As a portfolio manager or investment advisor, it’s worth asking: Have I lost my appetite for risk? If so, that might not be a good thing—especially for those who need to be able to rationally set risk tolerances to optimize opportunity. Well, research by Cambridge Judge Business School and the University of Cambridge’s Institute of Metabolic Science casts new light on how financial professionals tolerate risk, and it might have more to do with hormones than financial modeling or reasoned thought.
The study looked at the 36 London traders—16 women and 20 men—and found a 68 percent increase in daily cortisol levels (an indicator of stress) during volatile markets. That swing is even higher than stress brought on by surgery or trauma of some sort.
The researchers then ran a double blind test—feeding some of the volunteer traders with placebos and others with a pill form of the stress hormone over an eight-day period. During the study, the subjects could win cash by playing a computer game.
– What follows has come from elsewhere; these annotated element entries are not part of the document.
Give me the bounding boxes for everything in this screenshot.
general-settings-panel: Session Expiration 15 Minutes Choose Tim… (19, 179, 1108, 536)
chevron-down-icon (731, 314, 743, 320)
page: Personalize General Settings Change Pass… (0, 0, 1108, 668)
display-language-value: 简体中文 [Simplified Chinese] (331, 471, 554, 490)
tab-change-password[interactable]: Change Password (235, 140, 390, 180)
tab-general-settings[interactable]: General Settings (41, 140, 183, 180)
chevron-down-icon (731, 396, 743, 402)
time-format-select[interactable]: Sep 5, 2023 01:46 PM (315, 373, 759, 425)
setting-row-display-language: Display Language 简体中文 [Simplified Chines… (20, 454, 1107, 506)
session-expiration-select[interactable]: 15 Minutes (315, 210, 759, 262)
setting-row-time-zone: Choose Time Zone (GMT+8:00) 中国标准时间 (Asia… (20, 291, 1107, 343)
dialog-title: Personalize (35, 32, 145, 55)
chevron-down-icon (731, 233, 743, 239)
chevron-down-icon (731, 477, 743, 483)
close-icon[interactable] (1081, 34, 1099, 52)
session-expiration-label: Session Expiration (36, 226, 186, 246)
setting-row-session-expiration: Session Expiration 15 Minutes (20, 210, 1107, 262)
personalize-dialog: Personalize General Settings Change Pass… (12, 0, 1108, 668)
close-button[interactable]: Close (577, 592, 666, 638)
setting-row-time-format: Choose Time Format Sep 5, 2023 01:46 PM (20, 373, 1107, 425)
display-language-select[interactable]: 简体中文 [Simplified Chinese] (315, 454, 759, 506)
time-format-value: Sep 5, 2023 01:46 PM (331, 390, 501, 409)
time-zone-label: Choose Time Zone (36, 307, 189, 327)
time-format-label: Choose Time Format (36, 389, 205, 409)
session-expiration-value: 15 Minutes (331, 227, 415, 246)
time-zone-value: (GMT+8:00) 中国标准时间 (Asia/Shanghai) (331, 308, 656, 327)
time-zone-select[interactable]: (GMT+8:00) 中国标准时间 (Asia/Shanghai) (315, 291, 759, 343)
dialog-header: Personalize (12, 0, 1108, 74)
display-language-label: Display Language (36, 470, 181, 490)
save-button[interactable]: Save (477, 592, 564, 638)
As the regimen continued and the amount of cortisol increased in those who actually received the hormone, those traders took less and less risk when playing the game.
The implications are startling considering, as the authors of the study note, that risk taking is a fundamental driver of financial markets. Most economic models assume that risk tolerances are static—set rationally and that market participants react according to these set tolerances based on changes in market conditions.
But this new study suggests that trader’s own hormone levels can change risk tolerances—upsetting the long-held assumptions about the market’s inner workings.